Death by Chocolate Frosted Doughnut (A Death by Chocolate Mystery Book 3) by Sarah Graves

Author:Sarah Graves [Graves, Sarah]
Language: eng
Format: epub
Publisher: Kensington Books
Published: 2020-02-25T06:00:00+00:00


Seven

Inside, the house was all one big room downstairs, with knotty pine paneling made from real pine and salvaged steel beams stretching across the ceiling, holding it up.

I took in as much as I could from where I stood. The kitchen held an old soapstone sink with a hand pump on it and a squat black woodburning stove with a kettle simmering quietly on the back burner. A notch-eared white cat slept in a cardboard box by the stove.

“Sit.” Karen Carrolton hadn’t turned a hair at my comment about murder, but she’d let us in. Now she waved us to the large cluttered living area, where two plaid-upholstered armchairs and a brown-and-yellow tweed sofa formed a semicircle in front of another stove.

A coffee table was piled with papers in neatish stacks. Plants in pots on windowsills looked watered and well-kept, and the red and yellow onions, newly harvested and spread out across newspapers on a table, looked nearly dry enough to put away for the winter.

From her garden, I supposed. The net bags for storing them were all laid out neatly there, too. The brown dog’s bed was near the stove in the living area; when he finished sniffing us he trotted to it and hopped in, turning fussily before settling with a happy groan.

Karen Carrolton returned with a tray that held mugs and a coffeepot. She set it down, then pulled a creased snapshot from her fray-edged trouser pocket and held it out.

Different picture, but it was of the same woman we’d seen in the photograph from Hadlyme’s motor home. “That’s Anna. And . . . him,” she added sourly.

I took the photograph from her. It was Hadlyme, all right, younger and thinner and with a good deal more of that frizzy yellow hair than he had now, but still with a sneeringly contemptuous smile on his face, and those sharply calculating eyes.

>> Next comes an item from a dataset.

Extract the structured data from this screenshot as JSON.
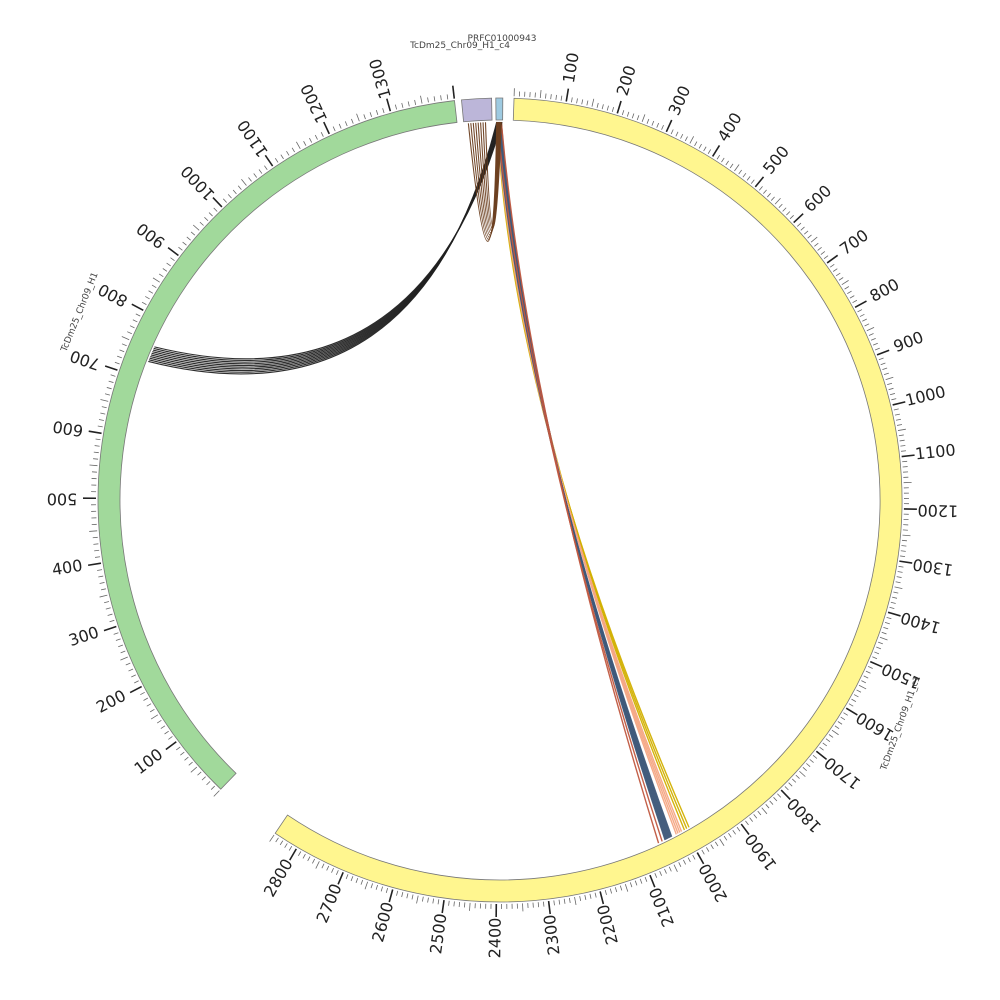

From the way he had his hand flat against her back I couldn’t tell if he was about to embrace Anna Benoit or give her a shove. Two things were clear, though: she was very pregnant and, to judge by the look on her face, very unhappy.

“We lived in town then. In Eastport, all in the same house, me and Phyllis—that was Anna’s mother—and our other sister. Oh, I wish we’d moved out sooner, then maybe she’d have never met him.”

No grief was in her face, just an icy stillness, as if something in her had frozen when the girl died and had never thawed out.

“But how,” she asked, meeting my gaze, “did you know she was murdered? Because I said so at the time, I insisted to the police and everyone else that she must have been, but—”

“I didn’t know it,” I admitted. “I guessed. So you’d let us in.”

And so you wouldn’t shoot us. But to me it was already the only thing that made sense. Jumped off the ferry, my great-aunt Fanny.

Karen said nothing, digesting what I’d said while pouring the coffee with a steady hand.